Thank you for a husband who comes home at the end of the day ready to talk finances, ready to laugh at our inside jokes, ready to do nothing for the fourth night in a row but veg out in front of 30 rock with leftovers. Thank you for making him kind and patient, just the right amount boring, and for making him the kind of guy who cleans the toilet.
Thank you for parents and their never ceasing love. Thank you for the moments when we realize that our parents are humans just like us, and especially for those moments that we realize that they truly are super-human.
Thank you for fresh air, clean water, and coffee. For yeast that makes donuts rise and ovens that bake cookies quickly. Thank you for butter I don't have to churn and milk that comes in a jug. Thank you that I don't have get up at 5 am to milk any cows. Thank you for those who do.
Thank you for those that love us so well. For those we drink beer with and laugh with and talk about forbidden things with. For those who know we snort when we laugh too hard. For those who have to explain football plays again and again and for those who patiently remind us to let it go.

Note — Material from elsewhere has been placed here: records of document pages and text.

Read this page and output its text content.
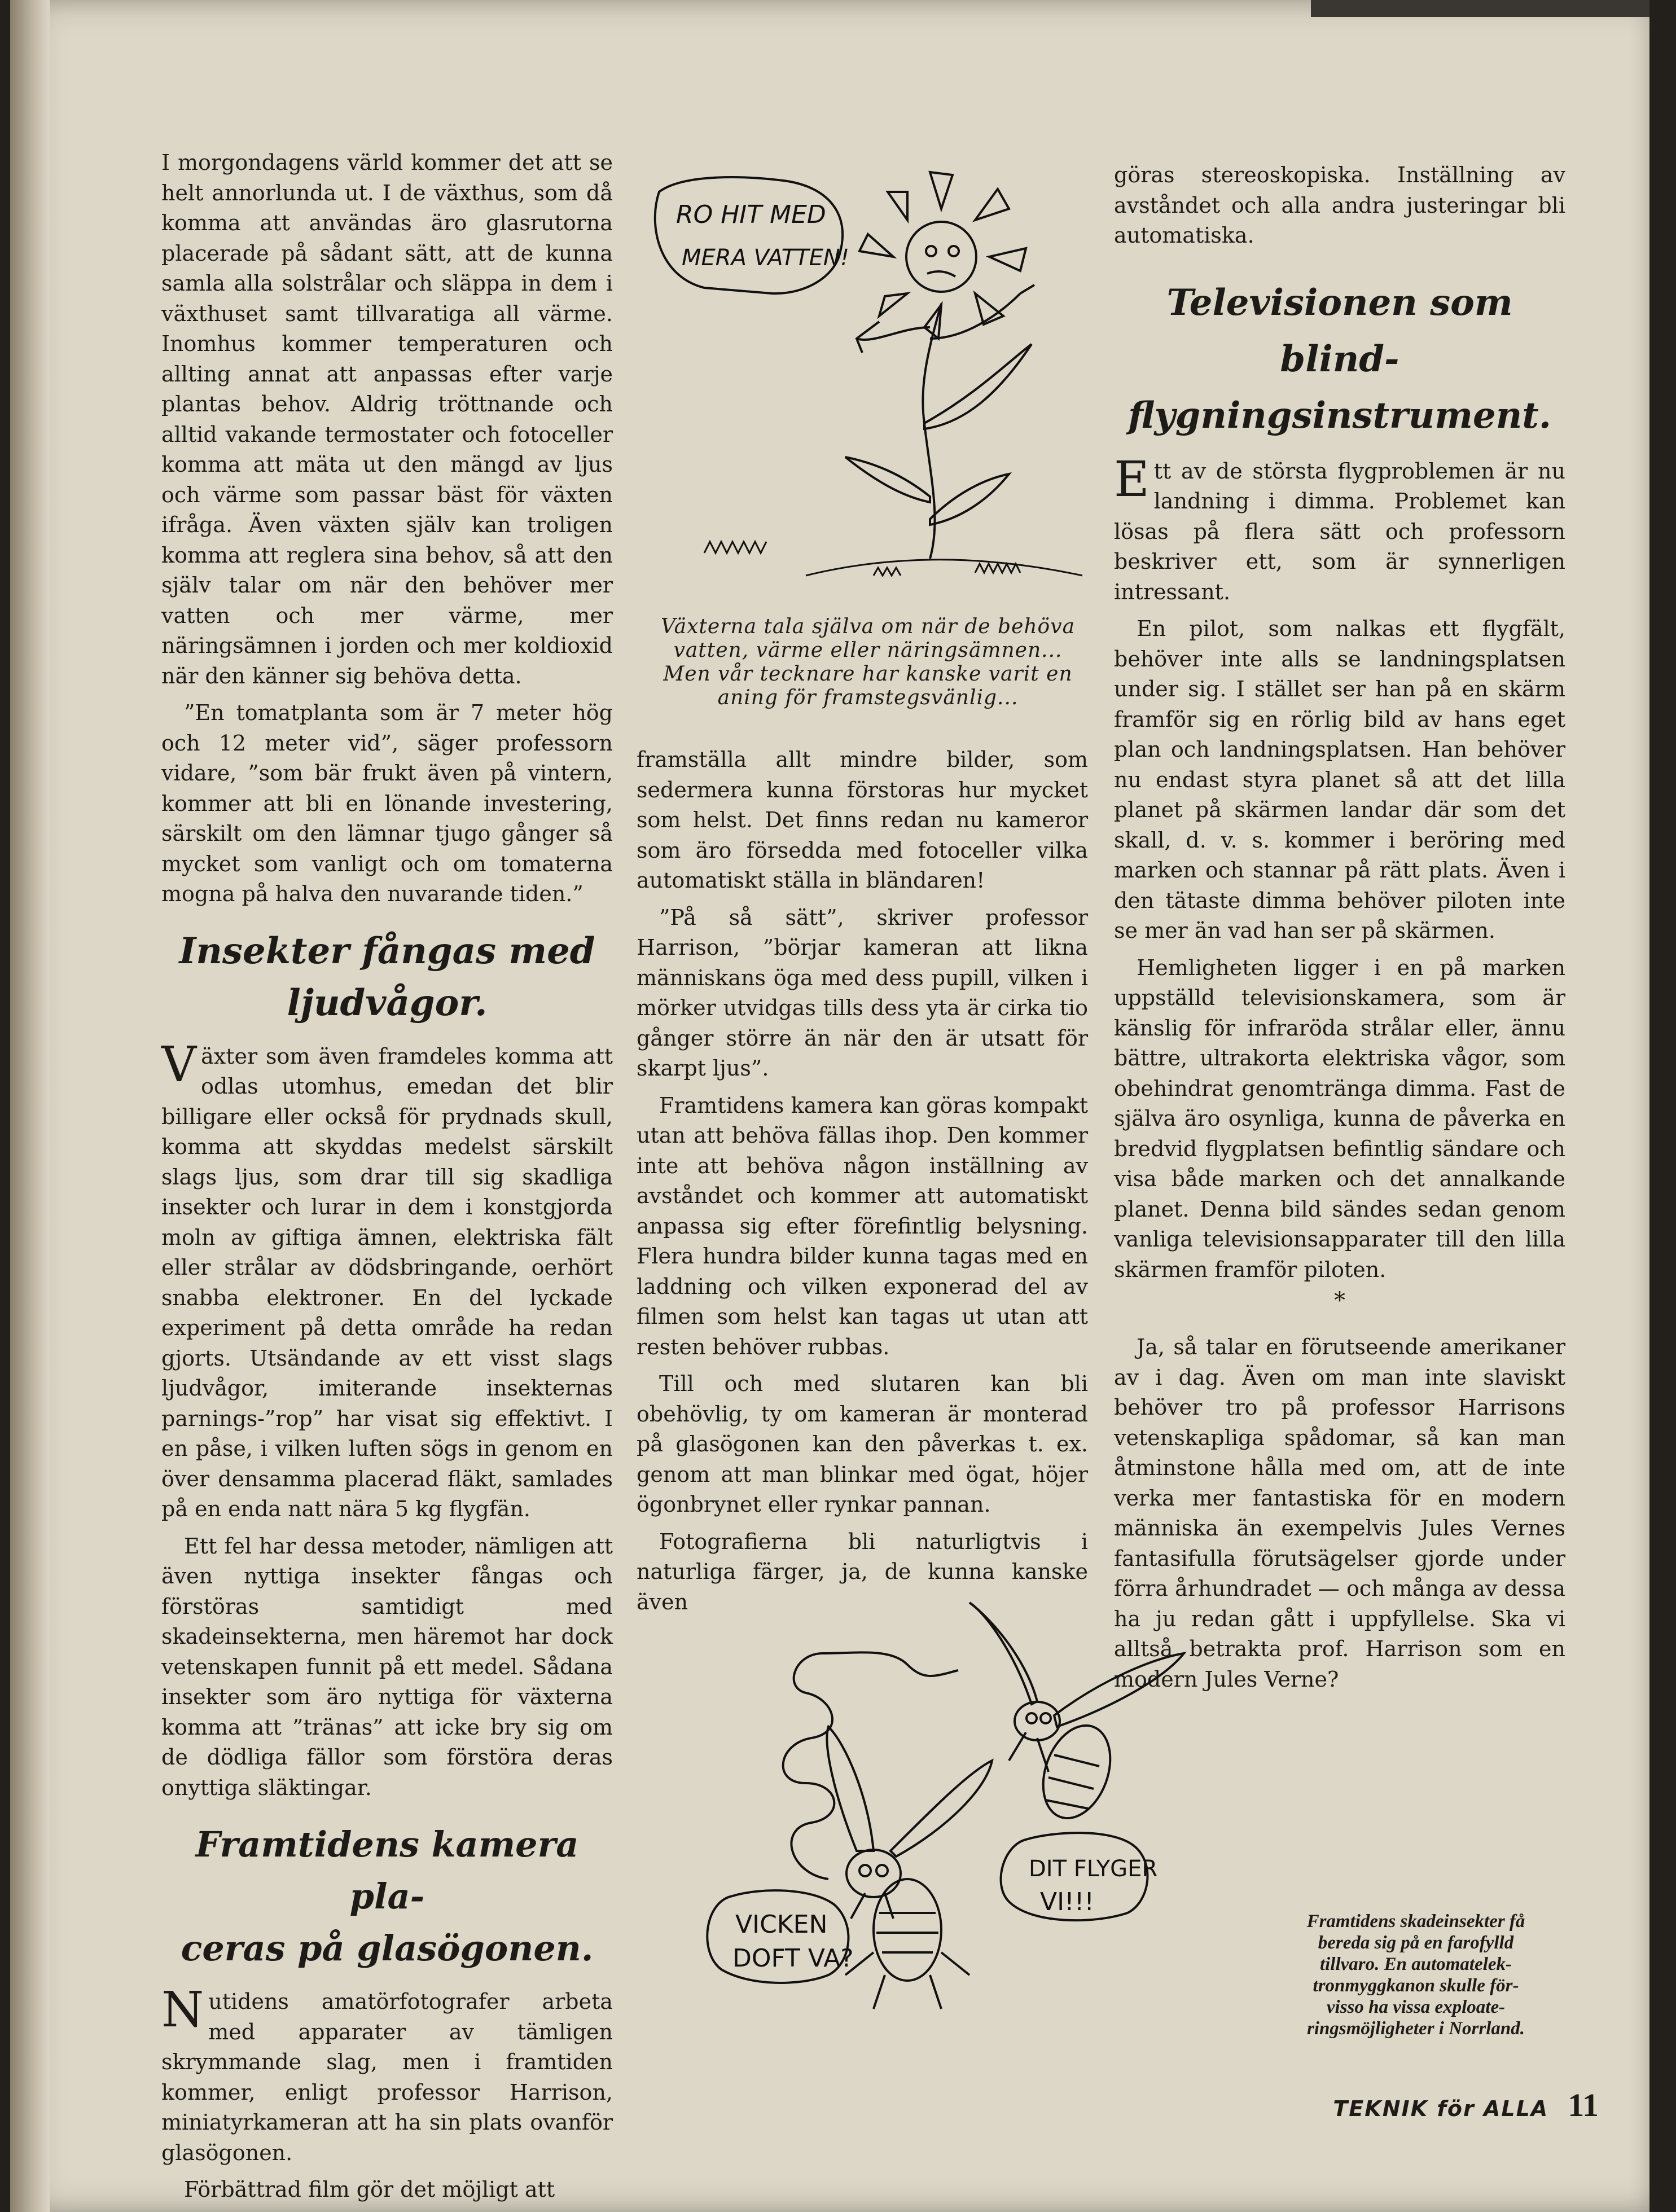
I morgondagens värld kommer det att se helt annorlunda ut. I de växthus, som då komma att användas äro glasrutorna placerade på sådant sätt, att de kunna samla alla solstrålar och släppa in dem i växthuset samt tillvaratiga all värme. Inomhus kommer temperaturen och allting annat att anpassas efter varje plantas behov. Aldrig tröttnande och alltid vakande termostater och fotoceller komma att mäta ut den mängd av ljus och värme som passar bäst för växten ifråga. Även växten själv kan troligen komma att reglera sina behov, så att den själv talar om när den behöver mer vatten och mer värme, mer näringsämnen i jorden och mer koldioxid när den känner sig behöva detta.

”En tomatplanta som är 7 meter hög och 12 meter vid”, säger professorn vidare, ”som bär frukt även på vintern, kommer att bli en lönande investering, särskilt om den lämnar tjugo gånger så mycket som vanligt och om tomaterna mogna på halva den nuvarande tiden.”

Insekter fångas med
ljudvågor.

Växter som även framdeles komma att odlas utomhus, emedan det blir billigare eller också för prydnads skull, komma att skyddas medelst särskilt slags ljus, som drar till sig skadliga insekter och lurar in dem i konstgjorda moln av giftiga ämnen, elektriska fält eller strålar av dödsbringande, oerhört snabba elektroner. En del lyckade experiment på detta område ha redan gjorts. Utsändande av ett visst slags ljudvågor, imiterande insekternas parnings-”rop” har visat sig effektivt. I en påse, i vilken luften sögs in genom en över densamma placerad fläkt, samlades på en enda natt nära 5 kg flygfän.

Ett fel har dessa metoder, nämligen att även nyttiga insekter fångas och förstöras samtidigt med skadeinsekterna, men häremot har dock vetenskapen funnit på ett medel. Sådana insekter som äro nyttiga för växterna komma att ”tränas” att icke bry sig om de dödliga fällor som förstöra deras onyttiga släktingar.

Framtidens kamera pla-
ceras på glasögonen.

Nutidens amatörfotografer arbeta med apparater av tämligen skrymmande slag, men i framtiden kommer, enligt professor Harrison, miniatyrkameran att ha sin plats ovanför glasögonen.

Förbättrad film gör det möjligt att

RO HIT MED
MERA VATTEN!
Växterna tala själva om när de behöva
vatten, värme eller näringsämnen...
Men vår tecknare har kanske varit en
aning för framstegsvänlig...

framställa allt mindre bilder, som sedermera kunna förstoras hur mycket som helst. Det finns redan nu kameror som äro försedda med fotoceller vilka automatiskt ställa in bländaren!

”På så sätt”, skriver professor Harrison, ”börjar kameran att likna människans öga med dess pupill, vilken i mörker utvidgas tills dess yta är cirka tio gånger större än när den är utsatt för skarpt ljus”.

Framtidens kamera kan göras kompakt utan att behöva fällas ihop. Den kommer inte att behöva någon inställning av avståndet och kommer att automatiskt anpassa sig efter förefintlig belysning. Flera hundra bilder kunna tagas med en laddning och vilken exponerad del av filmen som helst kan tagas ut utan att resten behöver rubbas.

Till och med slutaren kan bli obehövlig, ty om kameran är monterad på glasögonen kan den påverkas t. ex. genom att man blinkar med ögat, höjer ögonbrynet eller rynkar pannan.

Fotografierna bli naturligtvis i naturliga färger, ja, de kunna kanske även

göras stereoskopiska. Inställning av avståndet och alla andra justeringar bli automatiska.

Televisionen som blind-
flygningsinstrument.

Ett av de största flygproblemen är nu landning i dimma. Problemet kan lösas på flera sätt och professorn beskriver ett, som är synnerligen intressant.

En pilot, som nalkas ett flygfält, behöver inte alls se landningsplatsen under sig. I stället ser han på en skärm framför sig en rörlig bild av hans eget plan och landningsplatsen. Han behöver nu endast styra planet så att det lilla planet på skärmen landar där som det skall, d. v. s. kommer i beröring med marken och stannar på rätt plats. Även i den tätaste dimma behöver piloten inte se mer än vad han ser på skärmen.

Hemligheten ligger i en på marken uppställd televisionskamera, som är känslig för infraröda strålar eller, ännu bättre, ultrakorta elektriska vågor, som obehindrat genomtränga dimma. Fast de själva äro osynliga, kunna de påverka en bredvid flygplatsen befintlig sändare och visa både marken och det annalkande planet. Denna bild sändes sedan genom vanliga televisionsapparater till den lilla skärmen framför piloten.

*

Ja, så talar en förutseende amerikaner av i dag. Även om man inte slaviskt behöver tro på professor Harrisons vetenskapliga spådomar, så kan man åtminstone hålla med om, att de inte verka mer fantastiska för en modern människa än exempelvis Jules Vernes fantasifulla förutsägelser gjorde under förra århundradet — och många av dessa ha ju redan gått i uppfyllelse. Ska vi alltså betrakta prof. Harrison som en modern Jules Verne?

VICKEN
DOFT VA?
DIT FLYGER
VI!!!
Framtidens skadeinsekter få
bereda sig på en farofylld
tillvaro. En automatelek-
tronmyggkanon skulle för-
visso ha vissa exploate-
ringsmöjligheter i Norrland.
TEKNIK för ALLA 11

Thank you for the excuse to express gratitude and thank you for reminding us to bundle up all the thankfulness of the weekend and take it with us (that, and ten containers of leftovers).
This year my birthday was just awesome. We went out for dinner for my birthday to a nice new place (they are all new at this point) in a new neighborhood of the city. It was only the second time we had gone out for dinner just us since we moved here in August.
For a very long time Marty has been making me promise not to plan anything for this weekend, so I knew something was up his sleeve. We headed to the zoo yesterday morning as what I thought was just the first of many activities and perhaps a night away. But after the zoo and a quick sandwich stop, we stopped back by our place to "pack our bags", but instead found a big group of my friends and family.
Marty had clearly instructed them that I "liked surprises but not being startled" so Marty walked through the door first and when I came in they gave a very friendly Happy Birthday cheer! I screamed and threw my purse on the ground. It was awesome.
The first person I saw was my friend Jenny, who was wearing a sweater that we both own, hiding behind the couch. I honestly thought that someone had come into my house, stolen my sweater, and was now hiding behind the couch because I had walked in on the theft. That was my first thought.
My second was wondering if Marty had bought enough food and goodies to host all these people. He had.
I am so grateful for a sweet husband to plan me a party and for all my friends who love me enough to give up their saturday afternoon and for my family who drove down from our home town. I am just too flattered and grateful.
And too top it all off, my mom made cupcakes, and mom-made-cupcakes are just the best on your birthday.